Q When should corneal transplantation be performed for CHED in children?
A

If there is severe corneal opacity from birth, early surgical intervention is desirable to prevent deprivation amblyopia. Bellucci et al. performed surgery at 3 months of age and reported good results after 12 years. However, nystagmus and amblyopia may persist after surgery, so long-term visual function follow-up is necessary.

6. Pathophysiology and Detailed Pathogenesis

Section titled “6. Pathophysiology and Detailed Pathogenesis”

Corneal Endothelial Pump Function and SLC4A11

Section titled “Corneal Endothelial Pump Function and SLC4A11”

Corneal deturgescence is maintained by the pump function of the corneal endothelium. This pump system is centered on active transport by Na⁺-K⁺ ATPase and consists of secondary membrane ion transporters such as SLC4A11, pNBCe1, NKCC1, AE2, NHE1, and MCT 1/2/4 2). In normal corneal endothelial cells, SLC4A11 is the most abundantly expressed ion transporter 2).

SLC4A11 mutations cause corneal edema through multiple pathways.

In SLC4A11 knockout mice, sodium and chloride ions accumulate in the corneal stroma, leading to corneal edema 2). Recent studies have shown that changes in H⁺ flux properties, rather than protein trafficking defects, are involved in the phenotype of SLC4A11 mutants 2).

In SLC4A11-deficient corneal endothelial cells, the NH₃:H⁺ cotransporter activity is lost2). This severely impairs glutaminolysis, affecting cellular energy production2).

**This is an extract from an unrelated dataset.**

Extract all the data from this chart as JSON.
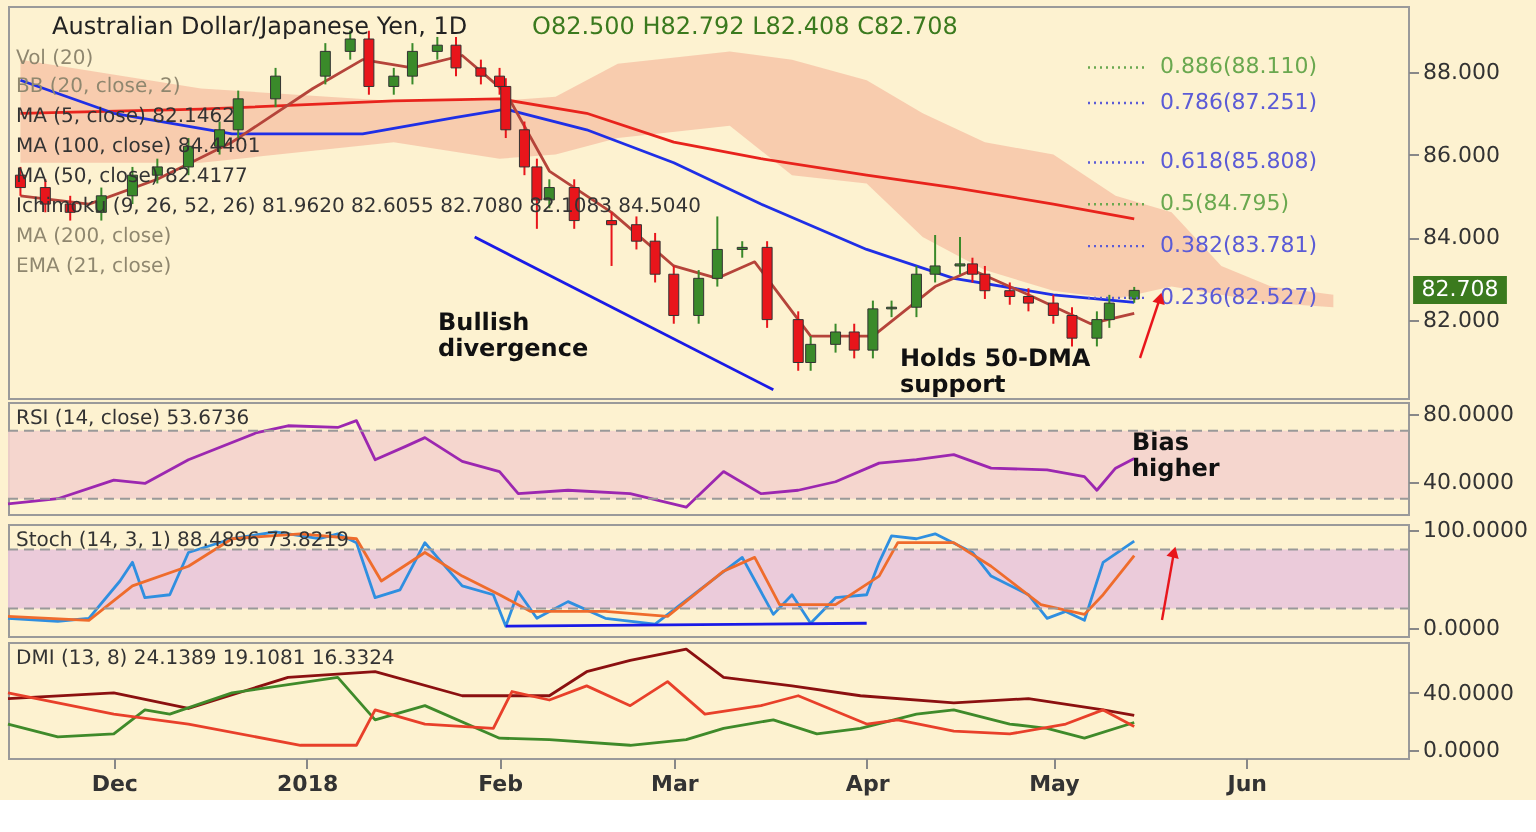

In silico analysis by Salman et al. showed that the identified mutations (p.Ser489Trp, p.Ser480Ile, p.Arg869Cys) all lead to decreased protein stability and reduced number of hydrogen bonds2). These structural changes are thought to affect protein folding and flexibility, leading to loss of ion transport function2).

7. Latest Research and Future Perspectives

Section titled “7. Latest Research and Future Perspectives”

Slc4a11 gene replacement therapy using adeno-associated virus (AAV) has been successful in mouse models, potentially opening the way for a curative treatment for CHED2). CRISPR/Cas9-based gene editing approaches are also being explored2).

Certain NSAIDs have been shown in vitro to correct the function of mutant SLC4A11 protein, and clinical trials are ongoing2).

Improvements in EK techniques are making Descemet membrane non-stripping corneal endothelial transplantation safe even in neonates and infants1). The 12-year follow-up by Bellucci et al. is the longest report demonstrating the long-term efficacy of this procedure1). Application of DMEK in children is also being attempted, but technical challenges remain1).

The existence of CHED cases without detectable SLC4A11 mutations suggests involvement of other genetic mechanisms, such as the MPDZ gene2). Comprehensive analysis using NGS is expected to contribute to future elucidation2).

  1. Bellucci C, Mora P, Tedesco SA, Gandolfi S, Chierego C, Bellucci R. 12-year follow-up of the first endothelial keratoplasty without Descemet stripping in a 3-month newborn with Congenital Hereditary Endothelial Dystrophy (CHED). BMC Ophthalmol. 2023;23:433.
  2. Salman M, Verma A, Chaurasia S, Prasad D, Kannabiran C, Singh V, Ramappa M. Identification and in silico analysis of a spectrum of SLC4A11 variations in Indian familial and sporadic cases of congenital hereditary endothelial dystrophy. Orphanet J Rare Dis. 2022;17(1):361.
  3. Mehta N, Verma A, Achanta DS, Kannabiran C, Roy S, Mishra DK, et al. Updates on congenital hereditary endothelial dystrophy. Taiwan J Ophthalmol. 2023;13(4):405-416. PMID: 38249503.